Malaysia to place Covid-19 restrictions in some parts of Sabah

Malaysia reported on Sept 27, 2020, the highest daily surge in coronavirus cases since Sept 11. PHOTO: REUTERS

KUALA LUMPUR (REUTERS, BLOOMBERG) - Malaysia on Monday (Sept 28) said it will impose strict movement restrictions in four districts in its largest palm-oil-producing state Sabah after reporting more than 1,000 coronavirus infections there in September.

The surge in cases in Sabah comes after the state held elections at the weekend, where the nation's ruling coalition continued its streak of victories to win the key opposition state amid challenges to Tan Sri Muhyiddin Yassin's premiership.

The election was dogged by politicians testing positive for the virus as the state became the new epicentre of Malaysia's outbreak.

Defence Minister Ismail Sabri Yaakob said as part of efforts to contain the outbreak, non-essential businesses in Lahad Datu, Tawau, Kunak and Semporna district will be required to shut down starting on Tuesday (Sept 29) for a period of 14 days.

Sabah accounts for 25 per cent of the crude palm oil produced in the world's second largest exporter.

Malaysia on Sunday (Sept 27) reported the highest daily surge in coronavirus cases since Sept 11, the majority of them in Sabah.

Officials confirmed 150 new infections on Sunday, according to the health ministry, with 124 reported in the Borneo state.
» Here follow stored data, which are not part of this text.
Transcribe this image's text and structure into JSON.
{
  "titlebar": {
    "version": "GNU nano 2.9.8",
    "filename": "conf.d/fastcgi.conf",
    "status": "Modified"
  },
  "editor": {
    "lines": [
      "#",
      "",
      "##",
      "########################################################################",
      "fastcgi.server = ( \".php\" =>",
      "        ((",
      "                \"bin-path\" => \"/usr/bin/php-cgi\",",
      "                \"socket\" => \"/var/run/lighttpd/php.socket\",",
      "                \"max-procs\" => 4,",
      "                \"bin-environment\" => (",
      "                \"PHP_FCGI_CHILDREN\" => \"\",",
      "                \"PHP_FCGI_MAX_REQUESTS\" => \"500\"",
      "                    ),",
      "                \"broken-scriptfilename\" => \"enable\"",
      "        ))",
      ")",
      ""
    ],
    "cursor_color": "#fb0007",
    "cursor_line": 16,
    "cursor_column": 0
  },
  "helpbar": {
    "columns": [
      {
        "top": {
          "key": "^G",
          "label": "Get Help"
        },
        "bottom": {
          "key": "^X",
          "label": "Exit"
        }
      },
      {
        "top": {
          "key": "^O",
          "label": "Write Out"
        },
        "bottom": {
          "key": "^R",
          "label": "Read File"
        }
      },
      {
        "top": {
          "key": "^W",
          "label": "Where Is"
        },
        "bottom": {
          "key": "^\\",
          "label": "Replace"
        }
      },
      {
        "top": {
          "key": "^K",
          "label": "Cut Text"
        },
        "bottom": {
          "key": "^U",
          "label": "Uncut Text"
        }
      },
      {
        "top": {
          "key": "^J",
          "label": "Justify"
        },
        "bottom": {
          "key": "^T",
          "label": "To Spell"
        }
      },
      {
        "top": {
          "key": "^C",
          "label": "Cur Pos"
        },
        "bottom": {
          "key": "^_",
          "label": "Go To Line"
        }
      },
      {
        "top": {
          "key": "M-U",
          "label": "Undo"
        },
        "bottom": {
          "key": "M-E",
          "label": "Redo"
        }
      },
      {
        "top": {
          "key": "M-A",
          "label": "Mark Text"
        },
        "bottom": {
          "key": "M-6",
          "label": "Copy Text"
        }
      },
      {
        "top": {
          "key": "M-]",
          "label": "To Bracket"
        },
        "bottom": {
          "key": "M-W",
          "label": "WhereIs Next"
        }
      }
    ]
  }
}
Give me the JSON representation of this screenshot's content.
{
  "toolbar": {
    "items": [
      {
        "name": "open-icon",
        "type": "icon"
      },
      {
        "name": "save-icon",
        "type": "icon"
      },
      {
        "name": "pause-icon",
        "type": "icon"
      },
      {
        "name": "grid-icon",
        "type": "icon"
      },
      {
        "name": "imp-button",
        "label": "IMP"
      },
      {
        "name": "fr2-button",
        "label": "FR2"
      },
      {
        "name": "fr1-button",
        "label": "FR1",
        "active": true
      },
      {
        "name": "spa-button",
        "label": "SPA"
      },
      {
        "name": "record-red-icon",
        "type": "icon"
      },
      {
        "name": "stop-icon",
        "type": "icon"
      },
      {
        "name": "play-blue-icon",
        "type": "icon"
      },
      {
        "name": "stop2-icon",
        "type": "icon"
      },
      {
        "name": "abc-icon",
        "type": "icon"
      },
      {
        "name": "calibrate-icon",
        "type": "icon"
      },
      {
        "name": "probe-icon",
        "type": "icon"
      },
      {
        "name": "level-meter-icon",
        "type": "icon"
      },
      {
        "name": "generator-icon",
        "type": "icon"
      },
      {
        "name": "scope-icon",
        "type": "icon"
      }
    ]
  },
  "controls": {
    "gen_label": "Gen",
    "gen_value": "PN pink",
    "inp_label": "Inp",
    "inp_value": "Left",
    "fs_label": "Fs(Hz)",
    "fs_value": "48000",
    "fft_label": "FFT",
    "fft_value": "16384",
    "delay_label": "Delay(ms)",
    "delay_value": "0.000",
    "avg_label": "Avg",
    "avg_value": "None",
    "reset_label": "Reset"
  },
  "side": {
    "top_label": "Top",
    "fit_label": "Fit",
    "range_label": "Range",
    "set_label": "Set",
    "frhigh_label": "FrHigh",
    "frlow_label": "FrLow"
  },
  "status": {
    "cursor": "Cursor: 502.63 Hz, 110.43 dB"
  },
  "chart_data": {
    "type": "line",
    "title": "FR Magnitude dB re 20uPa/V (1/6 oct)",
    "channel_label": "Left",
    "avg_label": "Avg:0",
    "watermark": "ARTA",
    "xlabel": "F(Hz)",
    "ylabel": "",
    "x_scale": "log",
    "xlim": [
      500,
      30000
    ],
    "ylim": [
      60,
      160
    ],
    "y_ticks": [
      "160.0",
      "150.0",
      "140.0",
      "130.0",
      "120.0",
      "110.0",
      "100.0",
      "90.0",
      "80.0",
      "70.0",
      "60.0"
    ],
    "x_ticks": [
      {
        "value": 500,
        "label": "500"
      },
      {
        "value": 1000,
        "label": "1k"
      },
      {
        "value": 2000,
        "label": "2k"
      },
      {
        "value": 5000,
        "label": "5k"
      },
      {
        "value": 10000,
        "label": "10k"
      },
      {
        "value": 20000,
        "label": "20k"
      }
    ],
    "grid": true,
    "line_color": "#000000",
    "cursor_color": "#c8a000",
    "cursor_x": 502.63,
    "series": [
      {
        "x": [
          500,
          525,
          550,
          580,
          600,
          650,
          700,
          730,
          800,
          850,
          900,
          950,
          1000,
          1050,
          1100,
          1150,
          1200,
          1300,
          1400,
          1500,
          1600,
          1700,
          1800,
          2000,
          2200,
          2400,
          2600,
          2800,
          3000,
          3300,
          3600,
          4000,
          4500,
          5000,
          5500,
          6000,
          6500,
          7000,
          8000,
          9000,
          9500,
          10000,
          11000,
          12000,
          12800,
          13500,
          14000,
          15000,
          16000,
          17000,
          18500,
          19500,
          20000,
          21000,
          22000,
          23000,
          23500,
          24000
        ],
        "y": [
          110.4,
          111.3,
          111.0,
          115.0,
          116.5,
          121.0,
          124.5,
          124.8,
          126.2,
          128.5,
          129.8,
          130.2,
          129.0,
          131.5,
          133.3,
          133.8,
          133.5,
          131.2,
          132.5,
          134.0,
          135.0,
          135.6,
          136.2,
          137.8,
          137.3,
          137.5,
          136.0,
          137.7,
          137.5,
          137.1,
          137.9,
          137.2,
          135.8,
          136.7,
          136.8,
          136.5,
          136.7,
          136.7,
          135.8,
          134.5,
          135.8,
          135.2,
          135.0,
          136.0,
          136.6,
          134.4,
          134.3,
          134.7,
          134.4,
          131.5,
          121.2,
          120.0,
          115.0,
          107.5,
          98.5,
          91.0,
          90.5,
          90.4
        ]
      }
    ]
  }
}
There was one additional death, also from Sabah, raising the national tally to 134.

Malaysia has reported a total of 9,835 infections.

The authorities have added more health workers and equipment at the country's main Kuala Lumpur International Airport (KLIA) to check on flight passengers from Sabah, following complaints on social media that many had to queue between three and six hours to get Covid-19 tests.

Those arriving must take oral or nasal swabs, and if found negative, will be tagged with health armbands and undergo a compulsory 14-day home quarantine order.

Those who tested positive are taken to hospitals.

With the polls over, many political campaigners are flying back to Kuala Lumpur, joining other arrivals from Sabah, Malaysia's second biggest state after Sarawak.